Smoke is seen from an oil refinery in southern Iraq’s Maisan province on May 29, 2022. (Asaad NIAZI/AFP) #

Figures being circulated suggest a reduction of one to two million barrels per day since November.

Either way, it “will not be well received by the White House ahead of next month’s midterm elections,” warns Tamas Varga of PV Energy.

US President Joe Biden has been fighting for months to stop rising prices that are eroding household purchasing power, even going so far as to travel to Riyadh in July on a highly controversial visit.

At the White House, we tried to put this meeting into perspective, a high-ranking official emphasized that OPEC+ meets “every month like clockwork.”

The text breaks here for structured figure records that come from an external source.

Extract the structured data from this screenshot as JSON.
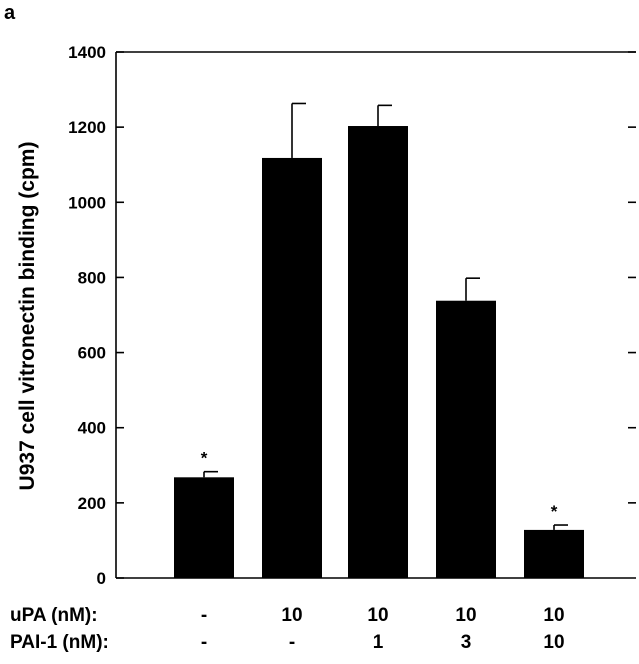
{
  "panel_label": "a",
  "chart_data": {
    "type": "bar",
    "title": "",
    "xlabel": "",
    "ylabel": "U937 cell vitronectin binding (cpm)",
    "ylim": [
      0,
      1400
    ],
    "yticks": [
      0,
      200,
      400,
      600,
      800,
      1000,
      1200,
      1400
    ],
    "bar_color": "#000000",
    "values": [
      268,
      1118,
      1203,
      738,
      128
    ],
    "errors": [
      15,
      145,
      55,
      60,
      13
    ],
    "significance": [
      "*",
      "",
      "",
      "",
      "*"
    ],
    "conditions": [
      {
        "label": "uPA (nM):",
        "values": [
          "-",
          "10",
          "10",
          "10",
          "10"
        ]
      },
      {
        "label": "PAI-1 (nM):",
        "values": [
          "-",
          "-",
          "1",
          "3",
          "10"
        ]
      }
    ]
  }
}
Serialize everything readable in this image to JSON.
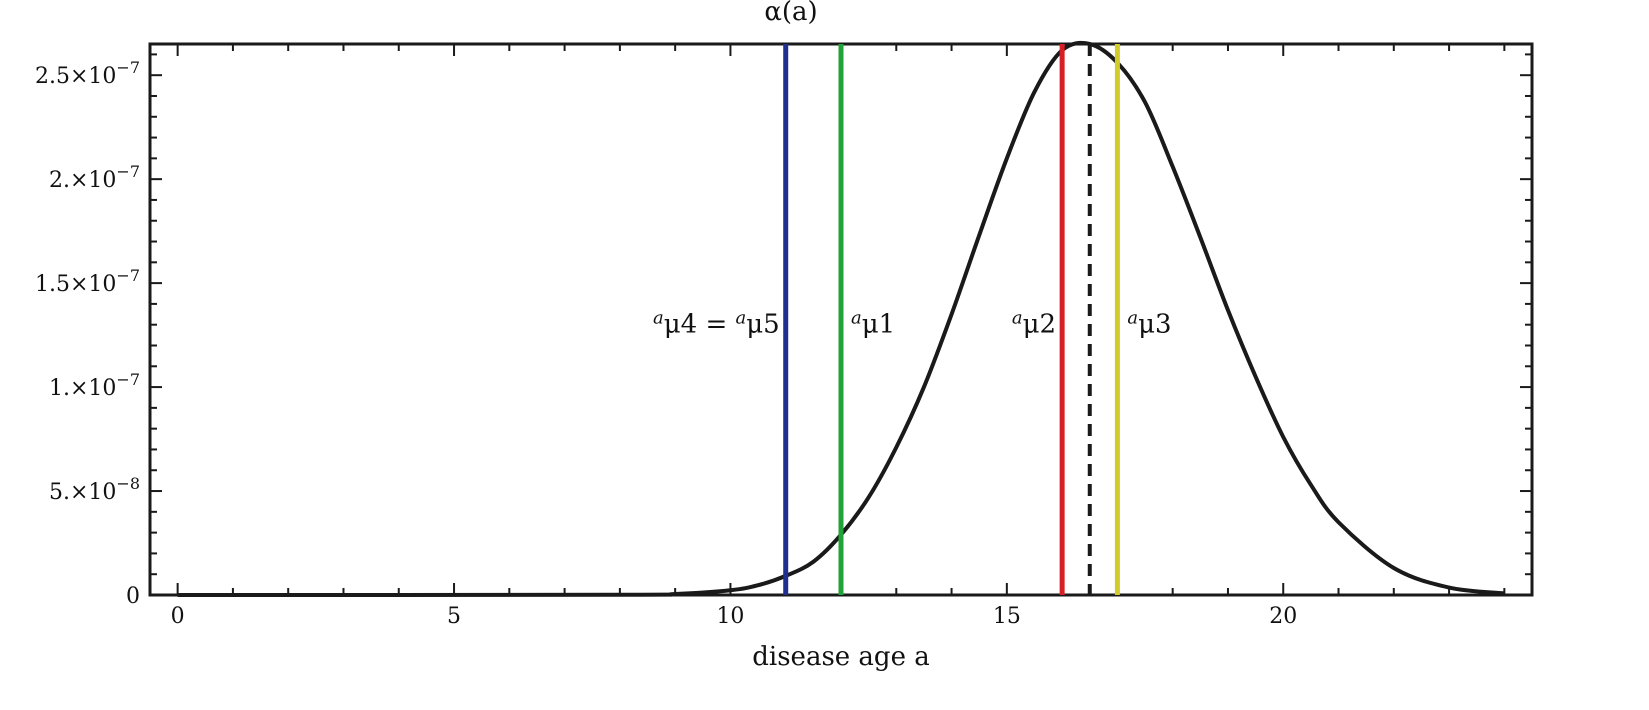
{
  "chart_data": {
    "type": "line",
    "title": "α(a)",
    "xlabel": "disease age a",
    "ylabel": "",
    "xlim": [
      -0.5,
      24.5
    ],
    "ylim": [
      0,
      2.65e-07
    ],
    "x_ticks": [
      {
        "value": 0,
        "label": "0"
      },
      {
        "value": 5,
        "label": "5"
      },
      {
        "value": 10,
        "label": "10"
      },
      {
        "value": 15,
        "label": "15"
      },
      {
        "value": 20,
        "label": "20"
      }
    ],
    "y_ticks": [
      {
        "value": 0,
        "mantissa": "0",
        "exp": ""
      },
      {
        "value": 5e-08,
        "mantissa": "5.×10",
        "exp": "−8"
      },
      {
        "value": 1e-07,
        "mantissa": "1.×10",
        "exp": "−7"
      },
      {
        "value": 1.5e-07,
        "mantissa": "1.5×10",
        "exp": "−7"
      },
      {
        "value": 2e-07,
        "mantissa": "2.×10",
        "exp": "−7"
      },
      {
        "value": 2.5e-07,
        "mantissa": "2.5×10",
        "exp": "−7"
      }
    ],
    "curve": {
      "color": "#1a1a1a",
      "x": [
        0,
        8,
        9,
        10,
        10.5,
        11,
        11.5,
        12,
        12.5,
        13,
        13.5,
        14,
        14.5,
        15,
        15.5,
        16,
        16.5,
        17,
        17.5,
        18,
        18.5,
        19,
        19.5,
        20,
        20.5,
        21,
        22,
        23,
        24
      ],
      "y": [
        0,
        1e-10,
        5e-10,
        2.3e-09,
        4.7e-09,
        9.2e-09,
        1.6e-08,
        2.9e-08,
        4.7e-08,
        7.1e-08,
        1e-07,
        1.35e-07,
        1.73e-07,
        2.1e-07,
        2.42e-07,
        2.62e-07,
        2.65e-07,
        2.56e-07,
        2.37e-07,
        2.06e-07,
        1.72e-07,
        1.37e-07,
        1.05e-07,
        7.6e-08,
        5.3e-08,
        3.5e-08,
        1.3e-08,
        3.6e-09,
        8e-10
      ]
    },
    "vertical_lines": [
      {
        "x": 11,
        "color": "#1f2f8f",
        "dashed": false,
        "label_base": "μ4 = ",
        "label_base2": "μ5",
        "label_side": "left"
      },
      {
        "x": 12,
        "color": "#22a33a",
        "dashed": false,
        "label_base": "μ1",
        "label_side": "right"
      },
      {
        "x": 16,
        "color": "#d81f26",
        "dashed": false,
        "label_base": "μ2",
        "label_side": "left"
      },
      {
        "x": 16.5,
        "color": "#1a1a1a",
        "dashed": true,
        "label_base": "",
        "label_side": "none"
      },
      {
        "x": 17,
        "color": "#d2cc2a",
        "dashed": false,
        "label_base": "μ3",
        "label_side": "right"
      }
    ],
    "label_superscript": "a",
    "label_y": 1.3e-07,
    "grid": false,
    "legend": "none"
  }
}
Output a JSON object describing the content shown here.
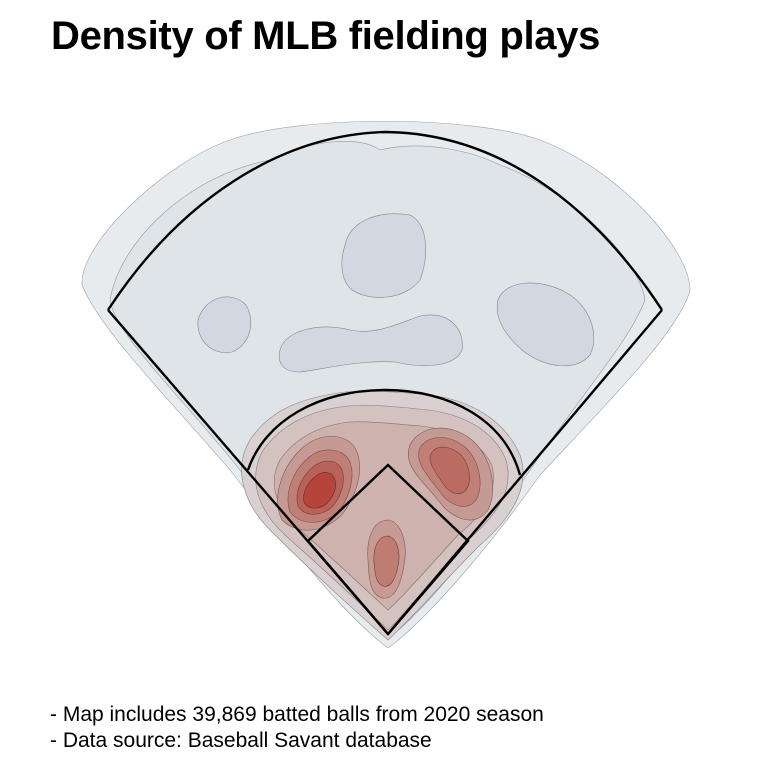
{
  "chart_data": {
    "type": "heatmap",
    "title": "Density of MLB fielding plays",
    "caption": [
      "- Map includes 39,869 batted balls from 2020 season",
      "- Data source: Baseball Savant database"
    ],
    "colors": {
      "low": "#e8ecef",
      "mid": "#cfd6dd",
      "high": "#b5453a",
      "field_lines": "#000000"
    },
    "hotspots": [
      {
        "name": "shortstop",
        "intensity": 1.0
      },
      {
        "name": "second-base-side",
        "intensity": 0.85
      },
      {
        "name": "pitcher-catcher-area",
        "intensity": 0.7
      },
      {
        "name": "left-center-outfield",
        "intensity": 0.3
      },
      {
        "name": "center-field",
        "intensity": 0.3
      },
      {
        "name": "right-center-outfield",
        "intensity": 0.3
      },
      {
        "name": "left-field",
        "intensity": 0.25
      }
    ]
  }
}
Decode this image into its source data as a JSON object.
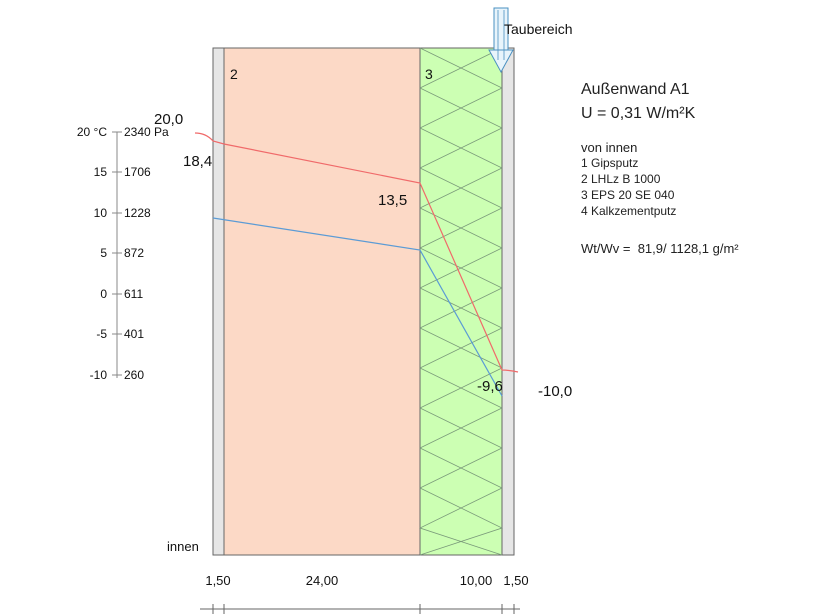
{
  "top_label": "Taubereich",
  "info": {
    "title": "Außenwand A1",
    "u_value": "U = 0,31 W/m²K",
    "from_inside": "von innen",
    "layers": [
      "1 Gipsputz",
      "2 LHLz B 1000",
      "3 EPS 20 SE 040",
      "4 Kalkzementputz"
    ],
    "wt_wv": "Wt/Wv =  81,9/ 1128,1 g/m²"
  },
  "scale": {
    "temps": [
      "20 °C",
      "15",
      "10",
      "5",
      "0",
      "-5",
      "-10"
    ],
    "pressures": [
      "2340 Pa",
      "1706",
      "1228",
      "872",
      "611",
      "401",
      "260"
    ]
  },
  "layer_numbers": [
    "2",
    "3"
  ],
  "temperature_labels": {
    "inside_air": "20,0",
    "inside_surface": "18,4",
    "interface_2_3": "13,5",
    "outside_surface": "-9,6",
    "outside_air": "-10,0"
  },
  "inside_label": "innen",
  "thicknesses": [
    "1,50",
    "24,00",
    "10,00",
    "1,50"
  ],
  "colors": {
    "plaster": "#e6e6e6",
    "brick": "#fcd9c6",
    "insulation": "#ccffb3",
    "temperature_line": "#f06a6a",
    "vapour_line": "#5b9bd5",
    "arrow": "#a9d4f0"
  }
}
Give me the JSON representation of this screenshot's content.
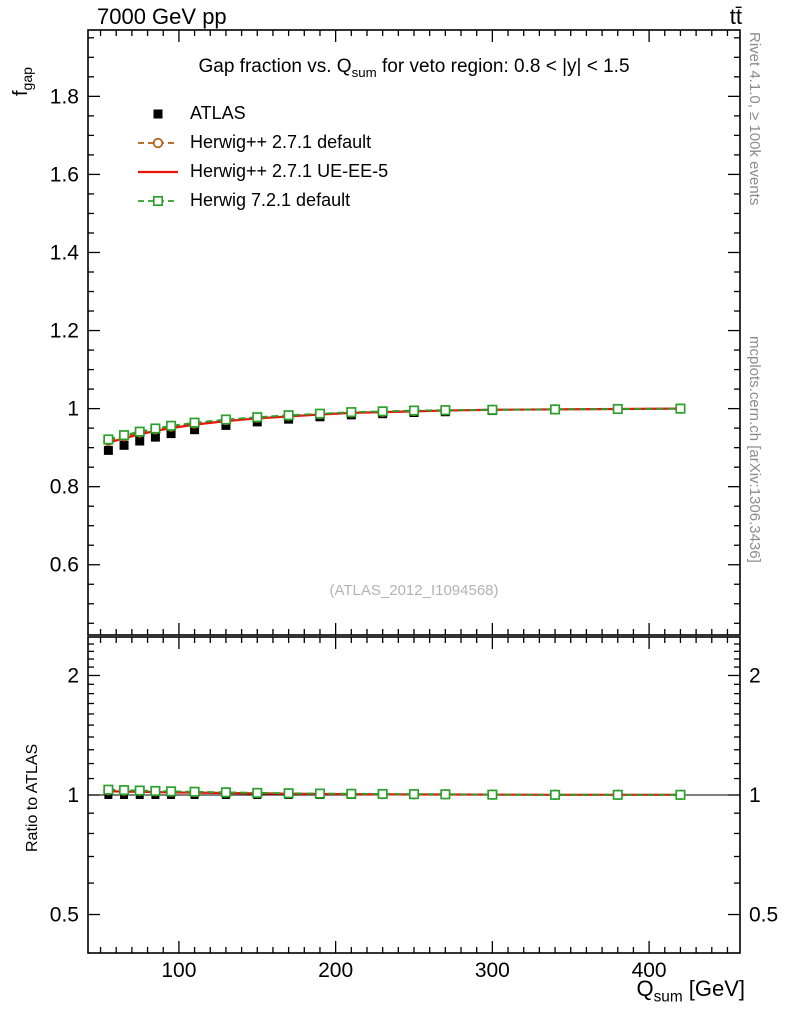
{
  "header": {
    "left": "7000 GeV pp",
    "right": "tt̄"
  },
  "title": {
    "pre": "Gap fraction vs. Q",
    "sub": "sum",
    "post": " for veto region: 0.8 < |y| < 1.5"
  },
  "watermark": "(ATLAS_2012_I1094568)",
  "side_texts": {
    "rivet": "Rivet 4.1.0, ≥ 100k events",
    "mcplots": "mcplots.cern.ch [arXiv:1306.3436]"
  },
  "axis_labels": {
    "y_main": {
      "main": "f",
      "sub": "gap"
    },
    "y_ratio": "Ratio to ATLAS",
    "x": {
      "main": "Q",
      "sub": "sum",
      "unit": " [GeV]"
    }
  },
  "chart_data": {
    "type": "line",
    "title": "Gap fraction vs. Q_sum for veto region: 0.8 < |y| < 1.5",
    "xlabel": "Q_sum [GeV]",
    "ylabel": "f_gap",
    "ratio_ylabel": "Ratio to ATLAS",
    "x_scale": "linear",
    "ratio_scale": "log",
    "x_range": [
      42,
      458
    ],
    "y_range": [
      0.42,
      1.97
    ],
    "ratio_range": [
      0.4,
      2.5
    ],
    "x_ticks": [
      100,
      200,
      300,
      400
    ],
    "y_ticks": [
      0.6,
      0.8,
      1,
      1.2,
      1.4,
      1.6,
      1.8
    ],
    "ratio_ticks": [
      0.5,
      1,
      2
    ],
    "x": [
      55,
      65,
      75,
      85,
      95,
      110,
      130,
      150,
      170,
      190,
      210,
      230,
      250,
      270,
      300,
      340,
      380,
      420
    ],
    "series": [
      {
        "name": "ATLAS",
        "role": "data",
        "color": "#000000",
        "marker": "filled-square",
        "line": null,
        "values": [
          0.893,
          0.906,
          0.917,
          0.927,
          0.936,
          0.946,
          0.957,
          0.966,
          0.973,
          0.979,
          0.984,
          0.987,
          0.99,
          0.992,
          0.995,
          0.997,
          0.998,
          0.999
        ],
        "errors": [
          0.01,
          0.009,
          0.008,
          0.008,
          0.007,
          0.006,
          0.006,
          0.005,
          0.005,
          0.004,
          0.004,
          0.004,
          0.003,
          0.003,
          0.003,
          0.003,
          0.002,
          0.002
        ]
      },
      {
        "name": "Herwig++ 2.7.1 default",
        "role": "mc",
        "color": "#b05c10",
        "marker": "open-circle",
        "line": "dashed",
        "values": [
          0.918,
          0.929,
          0.939,
          0.947,
          0.954,
          0.962,
          0.971,
          0.977,
          0.982,
          0.986,
          0.99,
          0.992,
          0.994,
          0.996,
          0.997,
          0.998,
          0.999,
          1.0
        ]
      },
      {
        "name": "Herwig++ 2.7.1 UE-EE-5",
        "role": "mc",
        "color": "#e8150d",
        "marker": "none",
        "line": "solid",
        "values": [
          0.913,
          0.924,
          0.934,
          0.943,
          0.95,
          0.959,
          0.968,
          0.975,
          0.98,
          0.985,
          0.989,
          0.991,
          0.993,
          0.995,
          0.997,
          0.998,
          0.999,
          1.0
        ]
      },
      {
        "name": "Herwig 7.2.1 default",
        "role": "mc",
        "color": "#2ca02c",
        "marker": "open-square",
        "line": "dashed",
        "values": [
          0.921,
          0.932,
          0.941,
          0.949,
          0.956,
          0.964,
          0.972,
          0.978,
          0.983,
          0.987,
          0.991,
          0.993,
          0.995,
          0.996,
          0.997,
          0.998,
          0.999,
          1.0
        ]
      }
    ]
  }
}
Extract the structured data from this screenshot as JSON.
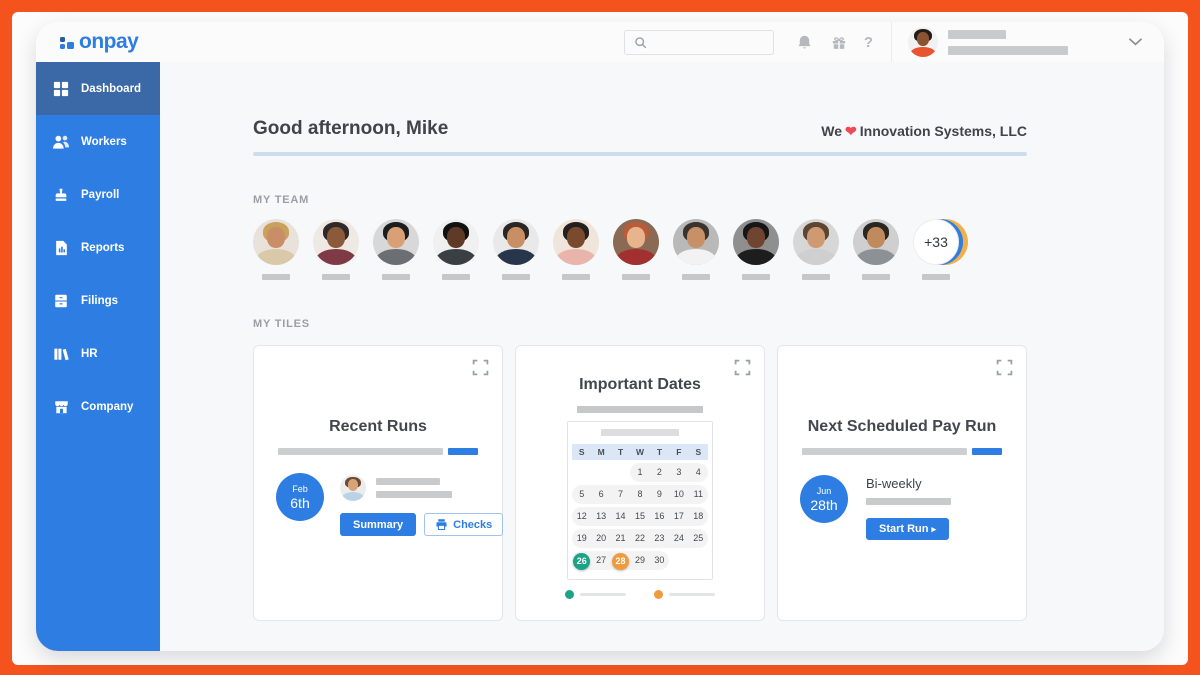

The day before, press secretary Karin Jean-Pierre refused any premature comments, reminding that Washington “continues to take measures to protect American consumers (…) and ensure sufficient supply to meet demands.”

“Technical Organization”

Asked on arrival about Washington’s reaction, Emirati Energy Minister Suhail bin Mohammed Al Mazroui responded by saying it was a “technical organization” that did not interfere in political matters.

Saudi Prince Abdel Aziz bin Salman refused to make any substantive statements, preferring to talk about the weather, and the Russian Deputy Prime Minister, who oversees energy issues, Alexander Novak, did not speak to the press.

A sharp drop in oil volumes would satisfy Moscow, “and therefore can be perceived as a further escalation of geopolitical tensions,” comments Ipek Ozkardeskaya, an analyst at Swissquote.

Created in 1960 to regulate crude oil production and prices by setting quotas, OPEC expanded its activities to include Russia and other partners in 2006 to form OPEC+.

In a historic gesture, alliance members decided to cut nearly 10 million jobs in spring 2020 amid a drop in demand linked to the Covid-19 pandemic. A recipe that worked.

This time, they want to “get a head start on fighting a possible recession with proactive measures,” says Seb’s Bjarne Schildrop. “Which would allow them to avoid possible stockpiling and, consequently, low oil prices.”

Already in September, the group slightly lowered its goal (by 100,000 barrels) and declared that it was ready to do more. If the rumors are confirmed, it will be the biggest cut since the shock of the pandemic.

After a jump earlier in the week, prices were steady around 1pm GMT on Wednesday at $92.14 a barrel for North Sea Brent and $86.73 a barrel for WTI, its US counterpart.